Why is there so much water
1. Water is needed to irrigate and grow plant-based fibers such as cotton, linen, and hemp. This process pollutes the water when pesticides from crops drain into rivers and then oceans. The production of synthetic fibers made from oil, such as polyester, is a less obvious cause of water pollution and overuse of water.
Synthetic fibers and fabrics are produced using a chemical-intensive process. This results in significant amounts of waste, which end up polluting the water.
2. After harvest, it is necessary to use water to wash the fibers and fabrics. Cotton is not immediately white or clean; it needs to be bleached and rinsed. Wool, cashmere, angora, alpaca, etc. Also, the fibers must be cleaned of bacteria and dyed. We should also consider the water consumed by animals that are raised for their fur. The washing of fabrics softens them, especially those that are stiffer, like linen or hemp. Synthetics should be cleaned of excess chemicals. Leather production, which we haven’t mentioned in this article, as well as washing and tanning of leather, requires huge quantities of water.

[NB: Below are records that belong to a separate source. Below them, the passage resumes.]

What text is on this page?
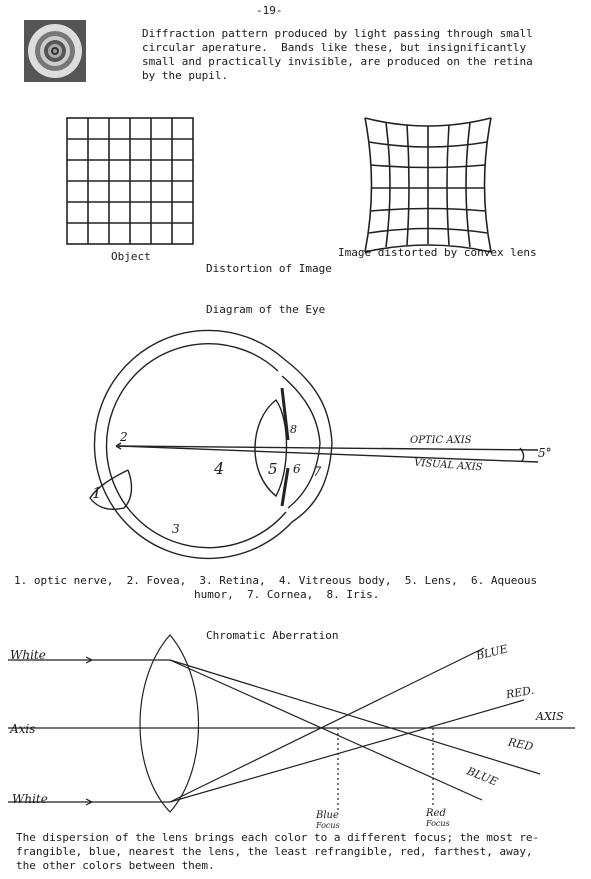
-19-
Diffraction pattern produced by light passing through small
circular aperature.  Bands like these, but insignificantly
small and practically invisible, are produced on the retina
by the pupil.
Object	Image distorted by convex lens
Distortion of Image
Diagram of the Eye
OPTIC AXIS
VISUAL AXIS
5°
1
2
3
4	5 6 7
8
1. optic nerve,  2. Fovea,  3. Retina,  4. Vitreous body,  5. Lens,  6. Aqueous
humor,  7. Cornea,  8. Iris.
Chromatic Aberration
White
White
Axis
AXIS
BLUE
RED.
RED
BLUE
Blue
Focus
Red
Focus
The dispersion of the lens brings each color to a different focus; the most re-
frangible, blue, nearest the lens, the least refrangible, red, farthest, away,
the other colors between them.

3. Then there is the dyeing of textiles, which usually requires water. And then comes the rinsing. Textile dyeing, which is often disposed of in ditches, rivers, and streams after the dyeing process, is the second largest polluter of freshwater. Each year, the dyeing process consumes enough water to fill two million Olympic-sized pools. River Blue, a film about denim mills in China and around the world that dye and pollute waterways, traces this process.
Textiles continue to use water even after production. Let’s not forget to mention the water we use for washing our clothes. Globally, washing clothes in washing machines requires an estimated 20 billion cubic meters more water each year. (For this reason, certain sustainability-minded fashion brands like Reformation advocate washing clothes less so as to use less water. It turns out that being a bit dirty is both clean and environmentally friendly.
Another problem with post-production/consumption washing is the fact that in addition to soaps and chemicals, washing synthetic fabrics also emits microplastics into our water supplies. Microplastics or microfibers are tiny pieces of plastic that never degrade. With 60 percent of modern garments being made from polyester, this is the equivalent of 50 billion plastic bottles. Around 35 percent of microplastics found in waterways are from synthetic textiles such as polyester.
The fashion industry accounts for one-fifth of all industrial water contamination worldwide.
What are our options, then?
Textiles that are less resource-demanding can be adopted. Some fabrics, like bast fabrics and linen, require less water for their initial crops. According to the European Confederation of Linen and Hemp, a linen t-shirt uses 6.4 liters compared to cotton shirts, which purported 2,700 liter/700 gallons. Hemp uses 50% less water than cotton per season.
Prioritizing organic fibers is also a good idea.
It is important to find more appropriate ways of disposing of bleach and dye vats and to avoid dumping harmful dyes in large waterways. This doesn’t just mean abandoning dyes into the ground, as eventually, the paint will find its way to the water. We need to prioritize the use of nontoxic paints because we don’t want a world without color just yet. Some conscious brands choose not to bleach whites. This eliminates the chemical process and washing.
We can also continue to prioritize the development and use of recycled fabrics. These fabrics are made from pre-existing material rather than requiring a massive amount of water for the production of new natural fibers or polyesters. Even these fabrics can need washing and dyeing. It isn’t easy to reduce any industry because cotton farmers rely on high cotton sales for their livelihood.
Even small conservation efforts are important and urgently required.